知覚・認知心理学の研究と教育をめぐる凡庸な日々の覚書

心理学と「客観性」すなわち「相互主観性」の問題

2005-11-17 | Psychology
 心理学において、事象が「客観的」にとらえられているかが問題となるが、しばしばそのような客観性は存在しないという主張がある。これは必ずしも新しい議論ではないが、近年の社会的構成主義の立場からは、あらためてこのような「客観性」が、まさにその状況のなかで「構成」されたものとして批判の対象となっているように思われる。
 これに対して、科学における客観性とは、あくまでも観察者相互が主観的にとらえた事象が一致する(*)範囲において成り立つものといえる。すなわち「相互主観性」が客観性の現代的意味であることは、以前に述べたとおりである。確かにこのような相互主観性が、日常の経験のなかでしばしば成立しないことは、われわれの日常におけるさまざまな「誤解」を想起するまでもなく、明らかであろう。しかし、そのことをもって心理学における客観性すわわち相互主観性が成立しないという批判は、的外れであるように思われる。なぜならば、科学としての心理学は、上記の意味での相互主観性が保証される(それは必ずしも、再現可能性を意味しない**)範囲において現象の記述と説明を試みるのであって、まさにそのような範囲と日常経験のギャプを埋める努力を積み重ねているからである。
 したがって、心理学は現時点でそのような相互主観性が確保された範囲を超える問題については語ることができない。もし、その範囲があまりにも現実の経験からかけ離れて狭すぎる、という批判が妥当であるならば、それは受け入れなければならないだろう。ただし、本質的にそのような相互主観性の保証が困難な現象は、少なくとも科学の問題とはなりえないであろう。

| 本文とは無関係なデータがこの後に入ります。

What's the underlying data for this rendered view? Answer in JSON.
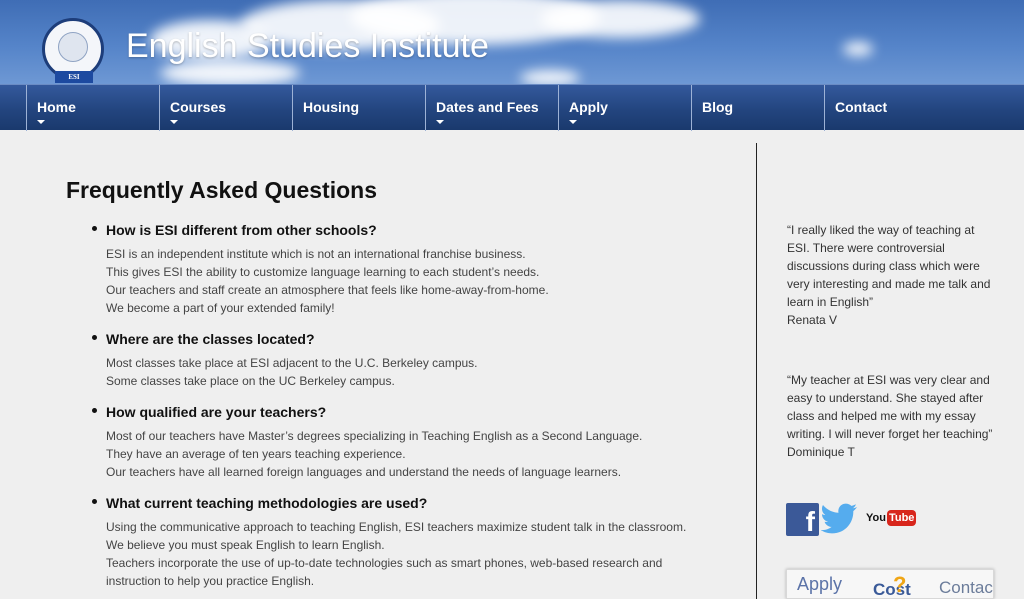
{
  "header": {
    "site_title": "English Studies Institute",
    "logo_ribbon_text": "ESI"
  },
  "nav": {
    "items": [
      {
        "label": "Home",
        "has_dropdown": true
      },
      {
        "label": "Courses",
        "has_dropdown": true
      },
      {
        "label": "Housing",
        "has_dropdown": false
      },
      {
        "label": "Dates and Fees",
        "has_dropdown": true
      },
      {
        "label": "Apply",
        "has_dropdown": true
      },
      {
        "label": "Blog",
        "has_dropdown": false
      },
      {
        "label": "Contact",
        "has_dropdown": false
      }
    ]
  },
  "main": {
    "title": "Frequently Asked Questions",
    "faqs": [
      {
        "question": "How is ESI different from other schools?",
        "answer": [
          "ESI is an independent institute which is not an international franchise business.",
          "This gives ESI the ability to customize language learning to each student’s needs.",
          "Our teachers and staff create an atmosphere that feels like home-away-from-home.",
          "We become a part of your extended family!"
        ]
      },
      {
        "question": "Where are the classes located?",
        "answer": [
          "Most classes take place at ESI adjacent to the U.C. Berkeley campus.",
          "Some classes take place on the UC Berkeley campus."
        ]
      },
      {
        "question": "How qualified are your teachers?",
        "answer": [
          "Most of our teachers have Master’s degrees specializing in Teaching English as a Second Language.",
          "They have an average of ten years teaching experience.",
          "Our teachers have all learned foreign languages and understand the needs of language learners."
        ]
      },
      {
        "question": "What current teaching methodologies are used?",
        "answer": [
          "Using the communicative approach to teaching English, ESI teachers maximize student talk in the classroom.",
          "We believe you must speak English to learn English.",
          "Teachers incorporate the use of up-to-date technologies such as smart phones, web-based research and",
          "instruction to help you practice English."
        ]
      }
    ]
  },
  "sidebar": {
    "testimonials": [
      {
        "quote_lines": [
          "“I really liked the way of teaching at",
          "ESI. There were controversial",
          "discussions during class which were",
          "very interesting and made me talk and",
          "learn in English”"
        ],
        "author": "Renata V"
      },
      {
        "quote_lines": [
          "“My teacher at ESI was very clear and",
          "easy to understand. She stayed after",
          "class and helped me with my essay",
          "writing. I will never forget her teaching”"
        ],
        "author": "Dominique T"
      }
    ],
    "social": {
      "facebook_glyph": "f",
      "youtube_you": "You",
      "youtube_tube": "Tube"
    },
    "promo": {
      "apply": "Apply",
      "cost": "Cost",
      "question_mark": "?",
      "contact": "Contact"
    }
  },
  "colors": {
    "header_sky": "#4f7fc4",
    "nav_bar": "#23457f",
    "page_bg": "#efefef",
    "facebook": "#3b5998",
    "twitter": "#55acee",
    "youtube_red": "#d8261c"
  }
}
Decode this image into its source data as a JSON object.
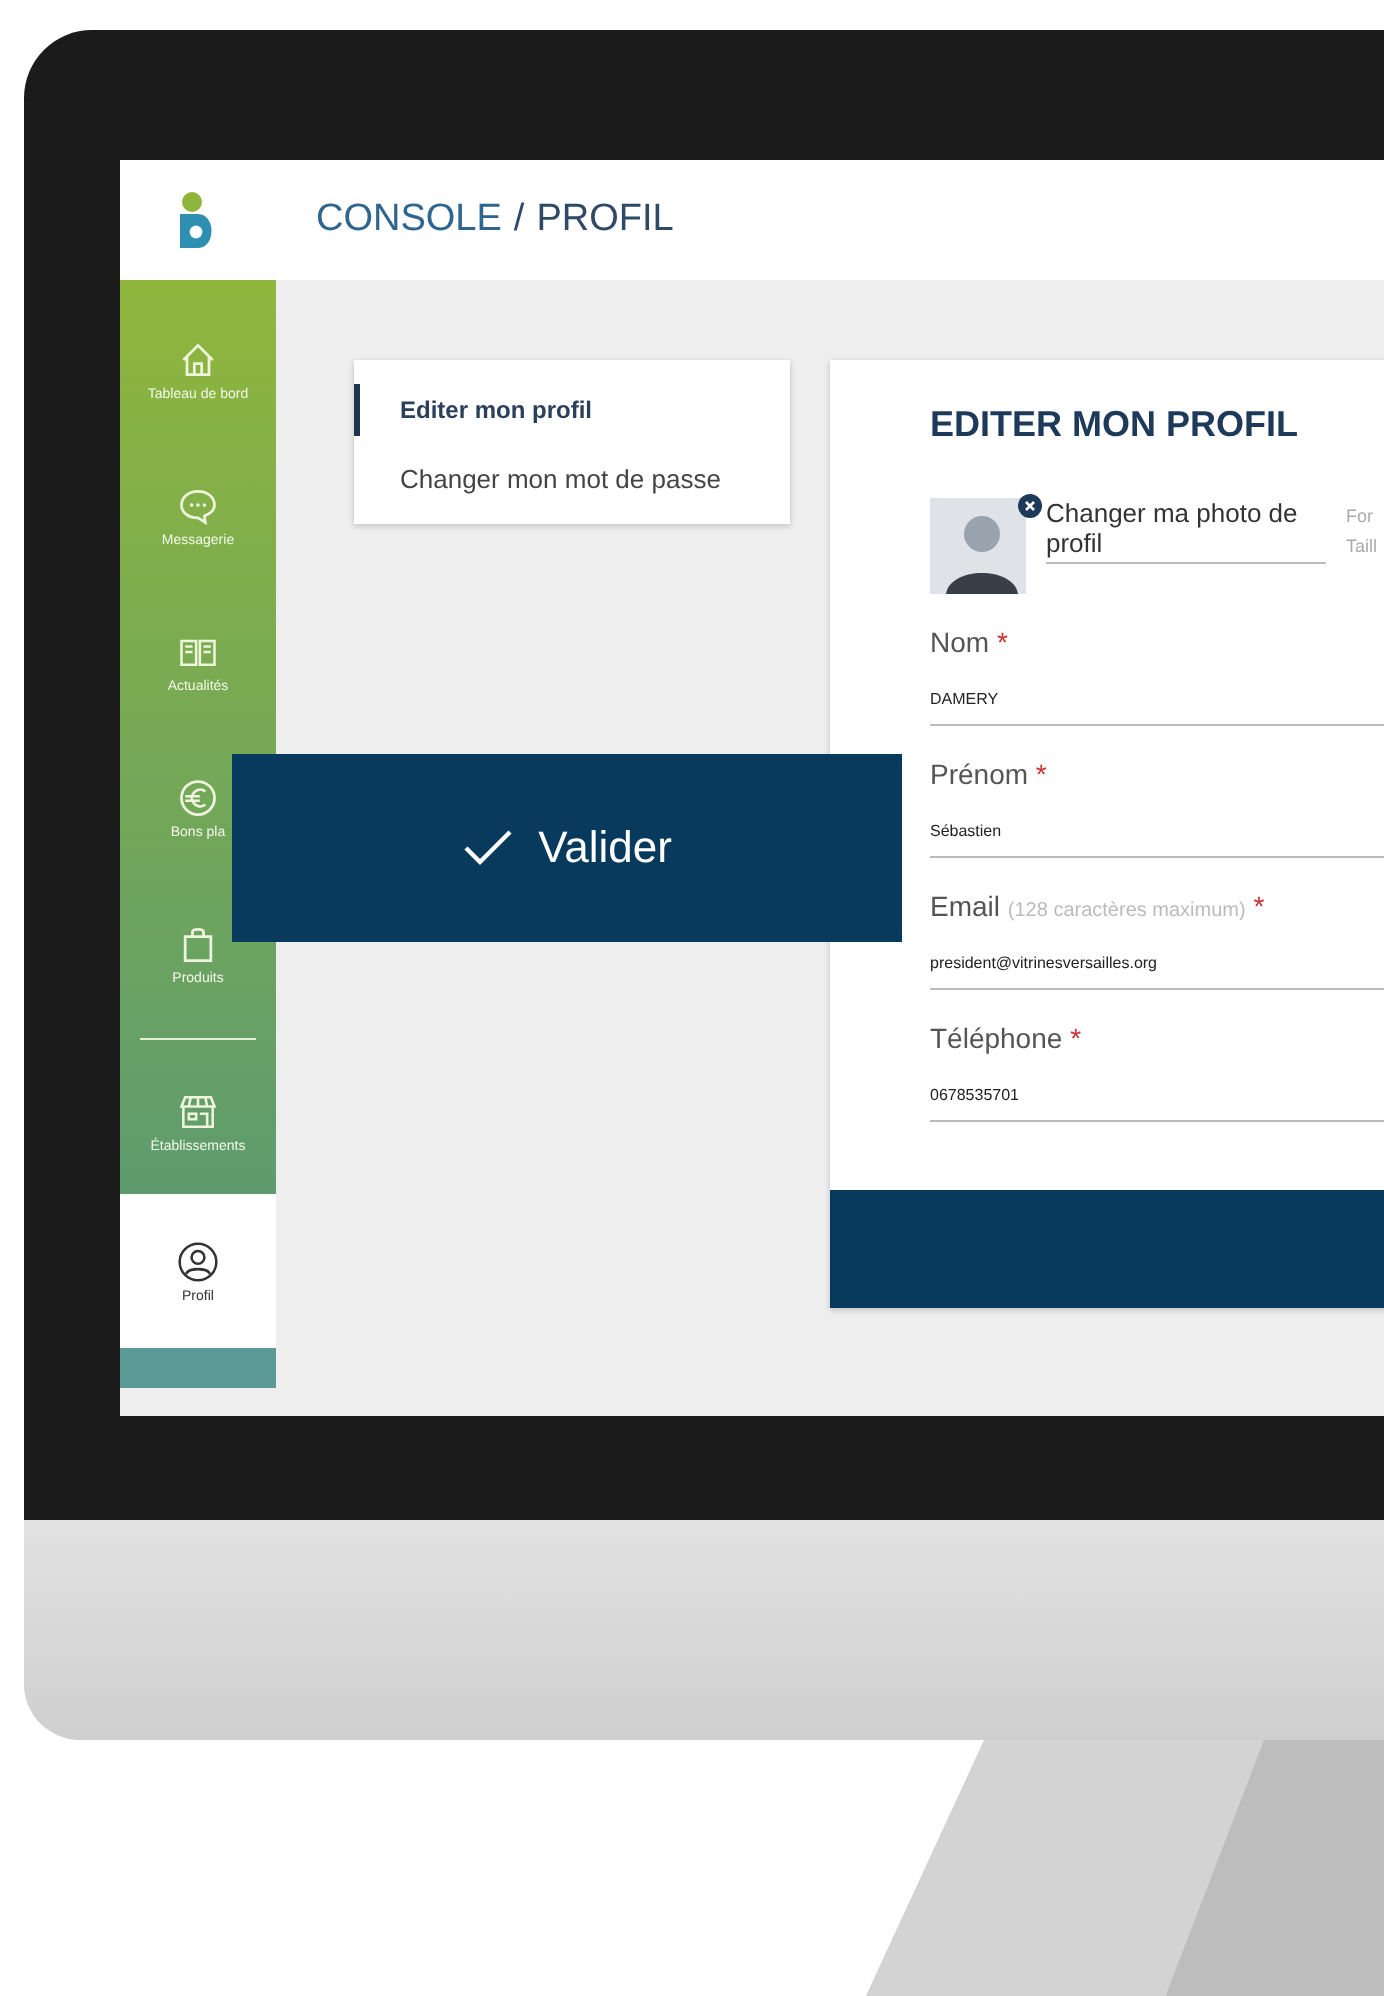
{
  "header": {
    "breadcrumb": [
      "CONSOLE",
      "PROFIL"
    ],
    "separator": "/"
  },
  "sidebar": {
    "items": [
      {
        "label": "Tableau de bord",
        "selected": false
      },
      {
        "label": "Messagerie",
        "selected": false
      },
      {
        "label": "Actualités",
        "selected": false
      },
      {
        "label": "Bons pla",
        "selected": false
      },
      {
        "label": "Produits",
        "selected": false
      },
      {
        "label": "Établissements",
        "selected": false
      },
      {
        "label": "Profil",
        "selected": true
      }
    ]
  },
  "submenu": [
    {
      "label": "Editer mon profil",
      "selected": true
    },
    {
      "label": "Changer mon mot de passe",
      "selected": false
    }
  ],
  "form": {
    "title": "EDITER MON PROFIL",
    "photo_link": "Changer ma photo de profil",
    "photo_hints": [
      "For",
      "Taill"
    ],
    "fields": [
      {
        "label": "Nom",
        "required_mark": "*",
        "value": "DAMERY"
      },
      {
        "label": "Prénom",
        "required_mark": "*",
        "value": "Sébastien"
      },
      {
        "label": "Email",
        "hint": "(128 caractères maximum)",
        "required_mark": "*",
        "value": "president@vitrinesversailles.org"
      },
      {
        "label": "Téléphone",
        "required_mark": "*",
        "value": "0678535701"
      }
    ]
  },
  "callout": {
    "label": "Valider"
  }
}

* たとえば錯視の測定において、ある個人が経験する錯視(に基づく行動)を複数の観察者が一定の条件下で観察する(これは主観である)ことができ、観察者間で相互にその主観(観察経験)が一致する場合に、「客観性」を認めることができる。もちろん様々な要因が混入すれば(疲労など)測定値が変化することがあるので、可能な限りこれらの要因を統制することが重要となる。しかしこれは恣意的な「構成」とは異なる。
** 天文学や地震のついての科学的研究を想起してほしい。